Looking forward, we also need to maintain a good position with the EU. Traditionally, EU policy has favoured ACP countries, and Latin American countries have been seen as banana republics dominated by the large transnational companies.

But in Costa Rica, this is not the case - 50 per cent of our production comes directly from local producers and not through the large multi-nationals, and also we send 50 per cent of our exports to the EU. Our position is always to seek bi-lateral and multi-lateral negotiations. After all my years in this sector, I really think that there cannot be stability if there are winners and losers - the only solution is to find a scheme under which everyone will benefit a little, and at the moment we think the tariff is too high.

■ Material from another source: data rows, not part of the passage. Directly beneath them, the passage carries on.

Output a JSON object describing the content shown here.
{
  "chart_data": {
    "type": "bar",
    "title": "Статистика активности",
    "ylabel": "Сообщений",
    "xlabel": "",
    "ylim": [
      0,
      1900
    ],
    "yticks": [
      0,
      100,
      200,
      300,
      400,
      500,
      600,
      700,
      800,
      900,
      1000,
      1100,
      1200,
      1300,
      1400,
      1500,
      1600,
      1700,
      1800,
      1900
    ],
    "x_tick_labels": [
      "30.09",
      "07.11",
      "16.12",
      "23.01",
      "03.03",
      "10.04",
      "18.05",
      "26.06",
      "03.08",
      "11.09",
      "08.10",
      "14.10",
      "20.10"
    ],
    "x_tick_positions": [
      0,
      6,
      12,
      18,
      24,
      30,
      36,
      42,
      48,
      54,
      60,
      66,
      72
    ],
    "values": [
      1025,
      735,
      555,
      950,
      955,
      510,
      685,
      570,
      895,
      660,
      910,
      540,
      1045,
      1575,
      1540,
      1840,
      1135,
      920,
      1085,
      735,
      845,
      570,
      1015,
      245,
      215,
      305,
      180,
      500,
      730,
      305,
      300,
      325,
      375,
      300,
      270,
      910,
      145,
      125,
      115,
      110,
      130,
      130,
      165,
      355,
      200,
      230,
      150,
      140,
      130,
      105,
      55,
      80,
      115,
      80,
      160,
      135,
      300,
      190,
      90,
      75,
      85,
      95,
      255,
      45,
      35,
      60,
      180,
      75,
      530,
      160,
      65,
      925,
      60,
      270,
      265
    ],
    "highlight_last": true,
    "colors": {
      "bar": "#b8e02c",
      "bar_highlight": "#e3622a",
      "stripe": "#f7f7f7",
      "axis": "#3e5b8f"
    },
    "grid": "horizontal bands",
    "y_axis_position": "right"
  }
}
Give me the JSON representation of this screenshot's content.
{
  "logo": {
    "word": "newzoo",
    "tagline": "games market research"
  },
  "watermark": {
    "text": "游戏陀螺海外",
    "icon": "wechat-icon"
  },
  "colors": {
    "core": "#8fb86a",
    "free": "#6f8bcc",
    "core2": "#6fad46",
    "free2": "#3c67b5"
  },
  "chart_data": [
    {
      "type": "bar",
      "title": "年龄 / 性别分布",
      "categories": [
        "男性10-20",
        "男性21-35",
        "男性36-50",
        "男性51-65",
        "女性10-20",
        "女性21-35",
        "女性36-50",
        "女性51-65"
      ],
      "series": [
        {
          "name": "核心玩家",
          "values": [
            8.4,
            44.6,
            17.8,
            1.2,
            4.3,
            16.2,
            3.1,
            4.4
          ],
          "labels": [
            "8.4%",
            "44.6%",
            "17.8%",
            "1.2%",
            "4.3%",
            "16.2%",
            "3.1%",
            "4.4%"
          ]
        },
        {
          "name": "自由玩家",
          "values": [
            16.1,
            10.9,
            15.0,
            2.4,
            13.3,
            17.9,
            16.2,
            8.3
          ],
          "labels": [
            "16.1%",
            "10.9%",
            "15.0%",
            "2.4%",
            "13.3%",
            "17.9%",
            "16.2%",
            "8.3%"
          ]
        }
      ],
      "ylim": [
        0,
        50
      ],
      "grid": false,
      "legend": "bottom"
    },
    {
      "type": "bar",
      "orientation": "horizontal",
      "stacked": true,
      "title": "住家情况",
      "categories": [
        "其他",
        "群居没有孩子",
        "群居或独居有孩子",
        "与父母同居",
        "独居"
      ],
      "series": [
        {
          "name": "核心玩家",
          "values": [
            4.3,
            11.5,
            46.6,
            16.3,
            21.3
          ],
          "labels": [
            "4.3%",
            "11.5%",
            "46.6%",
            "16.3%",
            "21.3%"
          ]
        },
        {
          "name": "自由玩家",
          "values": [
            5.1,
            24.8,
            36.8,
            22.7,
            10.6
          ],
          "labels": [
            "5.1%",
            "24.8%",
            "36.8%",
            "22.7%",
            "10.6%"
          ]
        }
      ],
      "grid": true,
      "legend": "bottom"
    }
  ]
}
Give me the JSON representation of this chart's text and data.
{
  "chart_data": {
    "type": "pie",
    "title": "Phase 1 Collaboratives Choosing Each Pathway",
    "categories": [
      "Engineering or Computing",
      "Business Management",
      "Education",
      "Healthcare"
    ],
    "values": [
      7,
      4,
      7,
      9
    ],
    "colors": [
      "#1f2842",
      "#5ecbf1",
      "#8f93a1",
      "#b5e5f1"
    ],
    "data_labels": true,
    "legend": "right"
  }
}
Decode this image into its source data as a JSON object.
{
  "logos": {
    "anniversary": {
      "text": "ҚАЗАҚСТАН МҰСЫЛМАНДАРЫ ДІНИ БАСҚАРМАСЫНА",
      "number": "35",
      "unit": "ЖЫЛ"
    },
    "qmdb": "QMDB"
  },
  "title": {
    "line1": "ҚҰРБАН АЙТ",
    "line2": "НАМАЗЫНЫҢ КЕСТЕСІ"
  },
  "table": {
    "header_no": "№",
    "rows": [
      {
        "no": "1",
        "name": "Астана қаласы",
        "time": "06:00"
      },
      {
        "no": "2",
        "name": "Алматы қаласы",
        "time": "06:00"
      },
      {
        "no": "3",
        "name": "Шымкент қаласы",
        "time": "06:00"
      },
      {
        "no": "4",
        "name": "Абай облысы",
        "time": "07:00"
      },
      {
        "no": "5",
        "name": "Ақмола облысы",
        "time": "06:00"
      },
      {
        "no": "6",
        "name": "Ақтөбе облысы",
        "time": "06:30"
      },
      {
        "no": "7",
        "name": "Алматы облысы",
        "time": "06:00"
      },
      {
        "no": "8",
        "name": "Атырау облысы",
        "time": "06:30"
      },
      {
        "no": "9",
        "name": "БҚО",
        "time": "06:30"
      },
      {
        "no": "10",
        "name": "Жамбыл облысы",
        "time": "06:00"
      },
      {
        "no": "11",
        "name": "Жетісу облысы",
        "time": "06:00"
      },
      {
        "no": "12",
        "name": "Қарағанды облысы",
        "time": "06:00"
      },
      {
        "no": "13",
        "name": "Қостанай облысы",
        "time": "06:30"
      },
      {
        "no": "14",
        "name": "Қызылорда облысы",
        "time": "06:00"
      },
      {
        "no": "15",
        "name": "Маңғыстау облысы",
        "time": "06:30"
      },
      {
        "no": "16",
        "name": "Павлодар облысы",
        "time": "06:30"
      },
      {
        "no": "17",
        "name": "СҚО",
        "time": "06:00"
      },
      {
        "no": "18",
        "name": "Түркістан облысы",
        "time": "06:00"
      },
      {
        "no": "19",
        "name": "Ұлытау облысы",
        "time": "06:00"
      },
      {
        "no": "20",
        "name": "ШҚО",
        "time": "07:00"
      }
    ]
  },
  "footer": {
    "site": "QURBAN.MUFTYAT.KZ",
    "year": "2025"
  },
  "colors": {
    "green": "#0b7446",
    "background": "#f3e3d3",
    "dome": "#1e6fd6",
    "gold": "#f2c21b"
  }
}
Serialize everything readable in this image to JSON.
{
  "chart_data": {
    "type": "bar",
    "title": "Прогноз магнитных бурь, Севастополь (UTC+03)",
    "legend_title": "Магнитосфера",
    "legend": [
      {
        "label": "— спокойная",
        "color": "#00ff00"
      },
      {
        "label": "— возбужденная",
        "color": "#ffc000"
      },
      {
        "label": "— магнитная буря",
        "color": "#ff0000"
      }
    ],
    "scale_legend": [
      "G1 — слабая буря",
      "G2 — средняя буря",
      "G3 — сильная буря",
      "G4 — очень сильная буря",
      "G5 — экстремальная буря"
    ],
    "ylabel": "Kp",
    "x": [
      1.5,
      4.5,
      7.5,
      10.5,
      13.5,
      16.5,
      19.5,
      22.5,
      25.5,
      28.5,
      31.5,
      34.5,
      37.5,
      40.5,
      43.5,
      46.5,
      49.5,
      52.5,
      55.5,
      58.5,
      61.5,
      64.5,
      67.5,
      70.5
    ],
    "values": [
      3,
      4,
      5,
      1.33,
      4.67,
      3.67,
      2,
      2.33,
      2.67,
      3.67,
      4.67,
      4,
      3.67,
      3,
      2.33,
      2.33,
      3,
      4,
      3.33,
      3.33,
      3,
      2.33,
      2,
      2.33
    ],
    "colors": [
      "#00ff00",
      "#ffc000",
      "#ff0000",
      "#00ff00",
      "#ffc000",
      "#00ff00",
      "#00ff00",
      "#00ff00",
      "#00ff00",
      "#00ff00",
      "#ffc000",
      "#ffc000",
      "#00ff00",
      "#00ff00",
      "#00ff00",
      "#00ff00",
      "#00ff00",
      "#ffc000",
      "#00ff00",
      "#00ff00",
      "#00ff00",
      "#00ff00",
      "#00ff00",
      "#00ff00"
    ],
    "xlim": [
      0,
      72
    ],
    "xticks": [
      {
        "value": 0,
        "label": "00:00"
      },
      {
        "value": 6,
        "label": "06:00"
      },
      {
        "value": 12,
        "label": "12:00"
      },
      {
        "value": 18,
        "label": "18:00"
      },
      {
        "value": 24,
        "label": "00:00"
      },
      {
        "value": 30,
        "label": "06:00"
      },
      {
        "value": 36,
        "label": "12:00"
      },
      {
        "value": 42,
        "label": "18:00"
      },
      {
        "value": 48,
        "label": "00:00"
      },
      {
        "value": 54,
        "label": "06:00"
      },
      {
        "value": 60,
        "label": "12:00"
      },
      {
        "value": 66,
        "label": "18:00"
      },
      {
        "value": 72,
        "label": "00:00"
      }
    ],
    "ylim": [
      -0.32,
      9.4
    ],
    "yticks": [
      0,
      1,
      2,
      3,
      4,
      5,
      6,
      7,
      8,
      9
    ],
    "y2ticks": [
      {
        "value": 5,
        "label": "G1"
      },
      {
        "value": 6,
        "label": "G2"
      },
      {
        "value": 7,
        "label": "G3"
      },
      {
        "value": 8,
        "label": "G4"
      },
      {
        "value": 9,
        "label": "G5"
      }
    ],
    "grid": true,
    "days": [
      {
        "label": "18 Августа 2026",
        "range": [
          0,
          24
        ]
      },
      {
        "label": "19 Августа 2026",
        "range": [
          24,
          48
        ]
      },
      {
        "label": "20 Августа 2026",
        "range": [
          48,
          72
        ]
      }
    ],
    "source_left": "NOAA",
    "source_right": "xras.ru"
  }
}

The banana market is a complicated one, and we all depend on the climate as producers. I think that what we need to do is to try and find more solutions among ourselves, as we could all have a good market if only we could find some way of working together better.

Growing bananas is the easy part - but I believe that worldwide, other production countries need to ask if those that work in the sector have adequate housing, clean water, electricity and access to education and health services. This is what is most important.